Anne Lamott wrote, “You will lose someone you can’t live without, and your heart will be badly broken, and the bad news is that you never completely get over the loss of your beloved. But this is also the good news. They live forever in your broken heart that doesn’t seal back up. And you come through. It’s like having a broken leg that never heals perfectly—that still hurts when the weather gets cold, but you learn to dance with the limp.”
Dancing with a limp reminds us that all is not right in this world, that life is fragile and that each day is a gift.
It is easy to forget that life is truly a miraculous occurrence.
Douglas Adams once stated that, “The fact that we live at the bottom of a deep gravity well, on the surface of a gas covered planet going around a nuclear fireball 90 million miles away and think this to be normal is obviously some indication of how skewed our perspective tends to be.”

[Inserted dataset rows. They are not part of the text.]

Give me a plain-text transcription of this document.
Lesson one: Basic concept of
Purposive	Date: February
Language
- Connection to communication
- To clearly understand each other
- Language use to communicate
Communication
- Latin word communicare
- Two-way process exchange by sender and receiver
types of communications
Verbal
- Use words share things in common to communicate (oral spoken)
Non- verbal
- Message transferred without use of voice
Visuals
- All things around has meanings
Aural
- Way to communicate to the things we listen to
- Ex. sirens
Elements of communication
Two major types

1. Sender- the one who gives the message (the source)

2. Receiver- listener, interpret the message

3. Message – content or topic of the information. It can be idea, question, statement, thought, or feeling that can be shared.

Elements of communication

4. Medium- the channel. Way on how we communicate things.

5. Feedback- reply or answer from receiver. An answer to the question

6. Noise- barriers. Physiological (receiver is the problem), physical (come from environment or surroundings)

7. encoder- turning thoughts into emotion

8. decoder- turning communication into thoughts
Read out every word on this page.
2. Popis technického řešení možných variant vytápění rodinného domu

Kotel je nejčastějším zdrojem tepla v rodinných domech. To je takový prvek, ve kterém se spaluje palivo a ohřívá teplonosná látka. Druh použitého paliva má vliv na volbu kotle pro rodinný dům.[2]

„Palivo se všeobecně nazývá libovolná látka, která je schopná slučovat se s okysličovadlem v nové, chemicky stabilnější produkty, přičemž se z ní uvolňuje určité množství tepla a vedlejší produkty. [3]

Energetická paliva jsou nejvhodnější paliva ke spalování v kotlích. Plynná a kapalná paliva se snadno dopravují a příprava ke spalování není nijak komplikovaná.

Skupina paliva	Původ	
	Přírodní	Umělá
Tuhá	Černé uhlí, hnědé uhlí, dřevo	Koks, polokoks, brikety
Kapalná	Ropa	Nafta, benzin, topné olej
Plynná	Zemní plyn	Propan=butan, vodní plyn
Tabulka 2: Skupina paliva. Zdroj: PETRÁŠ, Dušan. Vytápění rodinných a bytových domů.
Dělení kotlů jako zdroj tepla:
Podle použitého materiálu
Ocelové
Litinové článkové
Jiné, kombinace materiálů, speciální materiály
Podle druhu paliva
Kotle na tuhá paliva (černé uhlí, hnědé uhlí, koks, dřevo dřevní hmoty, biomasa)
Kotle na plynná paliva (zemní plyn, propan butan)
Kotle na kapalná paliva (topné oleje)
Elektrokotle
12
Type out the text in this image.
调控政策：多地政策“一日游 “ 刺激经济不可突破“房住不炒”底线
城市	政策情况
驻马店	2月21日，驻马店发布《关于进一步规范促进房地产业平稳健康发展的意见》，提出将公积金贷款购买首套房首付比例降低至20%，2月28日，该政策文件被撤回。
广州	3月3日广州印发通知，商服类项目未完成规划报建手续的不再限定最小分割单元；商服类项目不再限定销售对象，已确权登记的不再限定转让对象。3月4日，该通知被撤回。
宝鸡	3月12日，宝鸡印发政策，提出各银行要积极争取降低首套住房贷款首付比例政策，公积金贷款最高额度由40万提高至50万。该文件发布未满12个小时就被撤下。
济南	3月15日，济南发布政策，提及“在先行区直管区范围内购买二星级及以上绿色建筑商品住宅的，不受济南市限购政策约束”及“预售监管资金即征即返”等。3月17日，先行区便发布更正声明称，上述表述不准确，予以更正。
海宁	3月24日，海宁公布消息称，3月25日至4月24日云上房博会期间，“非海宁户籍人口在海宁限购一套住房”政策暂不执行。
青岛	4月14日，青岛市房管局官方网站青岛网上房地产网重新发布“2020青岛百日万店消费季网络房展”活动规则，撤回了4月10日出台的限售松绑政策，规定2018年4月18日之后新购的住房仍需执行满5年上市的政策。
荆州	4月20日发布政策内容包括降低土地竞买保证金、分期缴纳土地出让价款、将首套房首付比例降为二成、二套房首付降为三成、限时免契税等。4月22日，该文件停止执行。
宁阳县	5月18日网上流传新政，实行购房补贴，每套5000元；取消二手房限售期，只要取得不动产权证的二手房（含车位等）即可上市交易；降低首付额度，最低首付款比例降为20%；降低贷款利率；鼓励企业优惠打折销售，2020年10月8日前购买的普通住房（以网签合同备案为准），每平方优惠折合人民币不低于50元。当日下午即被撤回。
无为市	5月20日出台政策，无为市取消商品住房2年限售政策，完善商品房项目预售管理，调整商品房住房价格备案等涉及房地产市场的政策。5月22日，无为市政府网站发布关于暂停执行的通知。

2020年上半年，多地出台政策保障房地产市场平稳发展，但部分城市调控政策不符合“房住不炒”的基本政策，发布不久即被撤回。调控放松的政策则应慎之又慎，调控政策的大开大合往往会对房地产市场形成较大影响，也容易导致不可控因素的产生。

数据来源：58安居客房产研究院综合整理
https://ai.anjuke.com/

Dancing with a limp reminds us to forgive, love, serve, laugh, celebrate and take care of the people God has told us to care for.
Dancing with a limp reminds us of the injustices in this world, and that 19 thousand children are still dying every day from extreme, preventable poverty.
Dancing with a limp reminds us of the people God gave us for a season.
My nephew and his wife just became pregnant, and it would have been my sister’s first grandchild, and while we were celebrating the news, we also were sad that my sister would not be there.
We also laughed because my sister always said that when she became a grandma, she wanted to be called “glama”. It would fit perfect with all her leopard print outfits.
There is an Irish Proverb that says, “Death leaves a heartache no one can heal, but love leaves a memory no one can steal.”
Dancing with a limp reminds us of eternal life.
Jesus’ friend Lazarus had died, and Jesus said these powerful words to his family, “I am the resurrection and the life. The one who believes in me will live, even though they die; and whoever lives by believing in me will never die.”
Dancing with a limp reminds us of God’s promise of strength.
The prophet Jeremiah cried out with destruction and death all around him, “Because of the Lord’s great love we are not consumed, for his compassion never fail. They are new every morning; great is your faithfulness. I say to myself, “The Lord is my portion; therefore I will wait for him.”
Dancing with a limp reminds us that even though life can be ugly, ultimately it is beautiful.
Abraham Lincoln said, “We can complain because rose bushes have thorns, or rejoice because thorn bushes have roses.”
Dancing with a limp reminds us of our need for one another.
The Apostle Paul wrote, “Carry each other’s burdens, and in this way you will fulfill the law of Christ”, and “Rejoice with those who rejoice; mourn with those who mourn.”
Dancing with a limp reminds us that good wins in the end.
Luis Miguel wrote, “I think we all wish we could erase some dark times in our lives. But all of life’s experiences, bad and good, make you who you are. Erasing any of life’s experiences would be a great mistake.”
That’s why the Apostle Paul could write, “And we know that all things work together for good to those who love God, to those who are the called according to His purpose.”
And that is why we can celebrate with the psalmist who wrote, “Weeping may endure for a night, but joy comes in the morning.”
Dancing with a limp reminds us how to treat those who are experiencing loss.
Joe Bayley, who lost 3 children, wrote a book called “The View From The Hearse” and gives us this great advice:
“Don’t try to “prove” anything to a survivor. An arm about the shoulder, a firm grip of the hand, a kiss: these are the proofs grief needs, not logical reasoning. I was sitting, torn by grief. Someone came and talked to me of God’s dealings, of why it happened, of hope beyond the grave. He talked constantly, he said things I knew were true. I was unmoved, except to wish he’d go away. He finally did.
Another came and sat beside me. He didn’t talk. He didn’t ask leading questions. He just sat beside me for an hour or more, listened when I said something, answered briefly, prayed simply, left. I was moved. I was comforted. I hated to see him go.”
Dancing with a limp reminds us to KEEP DANCING!